Der relative Wohlstand der 35 Millionen Einwohner ist allerdings eine neue Erscheinung. Die schroffe Bergwelt und die Malariagefahr in den Tälern sorgten durch Jahrhunderte dafür, daß sich Peking mit einer bloß nominellen Oberherrschaft begnügte und allenfalls Steuern von der von Subsistenzwirtschaft lebenden ursprünglichen Bevölkerung erhob. Erst im 20. Jahrhundert wurden die 24 heute als Nationalitäten anerkannten Volksgruppen der Region militärisch unterworfen und durch Kolonisierungswellen der Han-Chinesen aus dem Nordosten zu Minderheiten gemacht.

Die Eile, mit der Peking nun die Modernisierung Yünnans vorantreibt, entspricht einer allgemeinen Politik gegenüber Gebieten mit starken nationalen Minderheiten. Auch mit Geldzuweisungen aus der Zentrale soll die Unzufriedenheit der lokalen Bevölkerungsgruppen gedämpft werden, ob in Tibet, in der Inneren Mongolei oder in Sinkiang an der sowjetischen Grenze.

Wie die Behörden in Yünnan allerdings zugeben, hat der zuletzt eingeschlagene Austeritätskurs der staatlichen Wirtschaftslenker in Peking auch hier zu einem Rückgang der Nachfrage geführt. Die Lager schwellen an, neue Märkte werden dringend benötigt — der suchende Blick richtet sich dabei über die Grenzen, in die Nachbarländer Myanmar, Laos und Vietnam, die mit ihrem Mangel an Konsumgütern geradezu wie geschaffen scheinen, die Überschüsse aufzunehmen.

In nur drei Jahren, schätzt der Wirtschaftsprofessor Zhu Yinggen von der Universität Yünnan, könnte der Handel mit den Nachbarn das Prokopfeinkommen in der Region von derzeit 90 US-Dollar jährlich verdoppeln. Dabei würde der Anteil des Außenhandels am gesamten Wirtschaftsprodukt von derzeit vier auf 15 Prozent anwachsen. Die Voraussetzungen dafür scheinen günstig. Das politische Klima zwischen China und seinen südwestlichen Nachbarstaaten hat sich in den letzten Jahren und Monaten spürbar verbessert. Noch bis vor drei Jahren waren die Grenzen zu Vietnam und Laos überhaupt versiegelt. Gegenüber Myanmar erwies sich der Vorhang zwar als durchlässiger, doch offiziell war Handel untersagt — wer Waren über die Grenze oder zurück schaffte, galt als Schmuggler.
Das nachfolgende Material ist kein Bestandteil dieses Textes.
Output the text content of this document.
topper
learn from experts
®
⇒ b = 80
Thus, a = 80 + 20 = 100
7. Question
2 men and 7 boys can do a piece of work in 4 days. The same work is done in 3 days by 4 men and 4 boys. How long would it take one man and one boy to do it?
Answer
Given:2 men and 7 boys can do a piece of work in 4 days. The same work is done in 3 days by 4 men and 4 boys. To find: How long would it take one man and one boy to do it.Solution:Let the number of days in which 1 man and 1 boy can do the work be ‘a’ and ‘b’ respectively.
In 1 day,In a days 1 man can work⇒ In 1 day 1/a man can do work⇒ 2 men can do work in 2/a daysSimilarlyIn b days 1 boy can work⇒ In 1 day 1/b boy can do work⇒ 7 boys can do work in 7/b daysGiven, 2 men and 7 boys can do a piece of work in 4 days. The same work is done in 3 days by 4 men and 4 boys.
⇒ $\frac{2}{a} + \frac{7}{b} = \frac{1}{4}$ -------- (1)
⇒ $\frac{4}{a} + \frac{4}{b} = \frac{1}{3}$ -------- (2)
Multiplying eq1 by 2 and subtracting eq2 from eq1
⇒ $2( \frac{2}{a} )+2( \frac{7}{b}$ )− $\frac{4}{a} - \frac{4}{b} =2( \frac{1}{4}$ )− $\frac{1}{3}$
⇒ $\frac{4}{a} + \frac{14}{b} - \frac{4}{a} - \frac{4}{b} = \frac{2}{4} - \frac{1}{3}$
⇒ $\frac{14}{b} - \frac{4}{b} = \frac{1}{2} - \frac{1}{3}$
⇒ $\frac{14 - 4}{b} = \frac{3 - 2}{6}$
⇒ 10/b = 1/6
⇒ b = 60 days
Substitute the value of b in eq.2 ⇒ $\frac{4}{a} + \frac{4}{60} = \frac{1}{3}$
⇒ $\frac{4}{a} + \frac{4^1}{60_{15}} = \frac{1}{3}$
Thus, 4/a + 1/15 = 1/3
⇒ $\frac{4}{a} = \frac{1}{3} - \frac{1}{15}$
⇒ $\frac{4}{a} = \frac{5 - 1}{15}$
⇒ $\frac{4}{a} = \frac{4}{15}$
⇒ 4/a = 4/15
Schon 1988 unterzeichneten das damalige Birma und China ein Grenzabkommen, etwa zur gleichen Zeit setzte ein zwar inoffizieller, aber wachsender grenzüberschreitender Handel mit Vietnam ein. Nun steht auch ein Grenzabkommen zwischen Peking und Vientiane bevor, das einem fast 13 Jahre dauernden Kalten Krieg zwischen den beiden Ländern ein Ende setzt. Laos hatte sich Ende 1978 im Konflikt um Kambodscha auf die Seite Vietnams gestellt, das seine Truppen in Pnom Penh einmarschieren ließ und die von China unterstützten Roten Khmer von der Macht vertrieb. Nach dem jüngsten Friedensabkommen für Kambodscha könnte der wichtigste Hemmschuh für eine Ausweitung der wirtschaftlichen Zusammenarbeit beseitigt sein.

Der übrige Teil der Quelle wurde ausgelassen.